The scroll bar in the Application Launcher has an unexpected feature, and it appears only in this application: Tapping in the gray area doesn't just move you forward one screen, it takes you to the relative position in the list. Hence, tapping on the bottom of the scroll bar will take you to the bottom of the list. If you wanted to go to the middle, you have to tap in the middle. I mention it because at first I thought there was something wrong, like an over-sensitive digitizer registering a double-tap, something I've seen in other devices.

Graffiti 2 is also built into this device, accessed by enabling the Writing Area option in Preferences. When enabled in certain applications, a purplish-gray rectangle appears in the lower right corner. Tapping here turns the feature on or off. Onscreen Graffiti can cause quite a bit of confusion, so I'm glad they put in this switch. Selection of text becomes difficult, for example, because the screen driver is first going to assume you want to write something onscreen rather than select. To select, you have to press and hold, then drag. Taps must be precise, or else even the smallest movements can be interpreted as letters or strokes. Some will love this onscreen Graffiti 2 feature; those of us who love Graffiti Classic will be driven to using the also-dreaded keyboard for punctuation. Makes me want to Xerox something unsavory and mail it to Xerox for messing with my favorite computer.

I haven't even mentioned the 64MB RAM on this device. Or should I say 51MB? That's what's really left after formatting and hidden files. I probably forgot to mention it because, again, it's just unprecedented on a Palm. I haven't even exceeded 10MB in my tests because I'm not used to having so much space; instead I put the big stuff on SD cards. Well, it is a lot of space, but as has happened on every computer I've owned, it will soon be as insufficient as hard drive space, and we'll be thankful for ever larger SD cards.

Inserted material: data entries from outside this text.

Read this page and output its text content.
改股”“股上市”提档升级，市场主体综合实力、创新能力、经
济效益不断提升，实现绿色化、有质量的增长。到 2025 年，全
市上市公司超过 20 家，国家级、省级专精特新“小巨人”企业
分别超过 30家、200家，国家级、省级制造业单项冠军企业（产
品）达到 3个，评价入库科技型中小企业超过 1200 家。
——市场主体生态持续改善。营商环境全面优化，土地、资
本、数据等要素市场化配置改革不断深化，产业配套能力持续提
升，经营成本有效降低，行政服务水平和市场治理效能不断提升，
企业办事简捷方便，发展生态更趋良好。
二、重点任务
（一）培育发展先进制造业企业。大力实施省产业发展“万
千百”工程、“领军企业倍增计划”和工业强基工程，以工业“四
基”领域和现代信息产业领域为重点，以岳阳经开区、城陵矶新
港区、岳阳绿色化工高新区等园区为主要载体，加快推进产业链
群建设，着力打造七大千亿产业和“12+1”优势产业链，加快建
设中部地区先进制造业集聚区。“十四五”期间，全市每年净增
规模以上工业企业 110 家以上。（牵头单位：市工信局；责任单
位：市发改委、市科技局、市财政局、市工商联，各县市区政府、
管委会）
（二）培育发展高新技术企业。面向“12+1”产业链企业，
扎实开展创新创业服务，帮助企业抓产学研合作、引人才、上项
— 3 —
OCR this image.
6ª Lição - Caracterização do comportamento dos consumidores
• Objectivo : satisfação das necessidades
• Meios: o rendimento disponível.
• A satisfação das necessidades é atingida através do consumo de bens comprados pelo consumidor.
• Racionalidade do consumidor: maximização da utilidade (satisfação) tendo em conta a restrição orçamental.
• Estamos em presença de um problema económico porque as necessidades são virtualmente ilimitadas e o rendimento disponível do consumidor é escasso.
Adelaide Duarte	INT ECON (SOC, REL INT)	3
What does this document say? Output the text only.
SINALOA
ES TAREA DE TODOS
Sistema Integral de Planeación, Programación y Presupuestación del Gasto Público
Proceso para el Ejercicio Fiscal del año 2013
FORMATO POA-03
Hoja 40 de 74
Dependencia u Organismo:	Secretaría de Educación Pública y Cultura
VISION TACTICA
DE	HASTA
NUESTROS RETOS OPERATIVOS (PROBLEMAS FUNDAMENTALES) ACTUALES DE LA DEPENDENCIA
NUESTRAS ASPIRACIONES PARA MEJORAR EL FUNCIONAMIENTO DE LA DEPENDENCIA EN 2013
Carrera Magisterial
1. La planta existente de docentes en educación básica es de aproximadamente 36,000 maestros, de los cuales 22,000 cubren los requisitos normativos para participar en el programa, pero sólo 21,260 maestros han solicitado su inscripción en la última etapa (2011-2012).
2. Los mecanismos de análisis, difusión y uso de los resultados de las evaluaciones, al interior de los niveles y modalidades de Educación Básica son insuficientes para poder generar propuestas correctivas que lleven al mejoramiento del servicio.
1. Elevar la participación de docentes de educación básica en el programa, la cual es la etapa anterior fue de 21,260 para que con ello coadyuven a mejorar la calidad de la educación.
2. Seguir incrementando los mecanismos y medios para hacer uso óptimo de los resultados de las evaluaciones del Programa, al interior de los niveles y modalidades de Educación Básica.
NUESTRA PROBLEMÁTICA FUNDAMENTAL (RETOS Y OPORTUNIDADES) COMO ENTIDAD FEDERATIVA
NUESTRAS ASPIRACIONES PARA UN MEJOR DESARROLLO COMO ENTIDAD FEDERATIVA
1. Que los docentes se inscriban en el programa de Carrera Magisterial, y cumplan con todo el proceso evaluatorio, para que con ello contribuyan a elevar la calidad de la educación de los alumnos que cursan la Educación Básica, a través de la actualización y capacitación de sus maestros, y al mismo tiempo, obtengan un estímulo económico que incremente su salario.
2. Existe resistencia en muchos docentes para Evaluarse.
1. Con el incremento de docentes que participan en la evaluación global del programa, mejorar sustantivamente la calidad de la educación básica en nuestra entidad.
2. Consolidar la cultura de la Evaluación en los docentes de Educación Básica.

Palm's Tungsten C is another jump forward. The last jump was the T, and we've seen what that has wrought in just a few months. Developers have already started to harness the C's power, including Colligo, whose bundled Calendar application allows peer-to-peer synchronization of meeting times (yes, that's Palm-to-Palm, no APs or LAN required); and the Mergic VPN client, which connects using PPTP to enable Internet HotSync to your PC from anywhere, including Starbucks, as well as remote control of your PC. While I haven't seen these at work yet, the possibilities they suggest are tantalizing.

The Tungsten C's software bundle makes it a fine business tool that will better compete with the Pocket PC in a corporate environment. Its screen, processor, WiFi, and certainly its keyboard--however vexing to Graffiti enthusiasts--attack both RIM and Microsoft where they're strongest. The battle is joined. May the users win.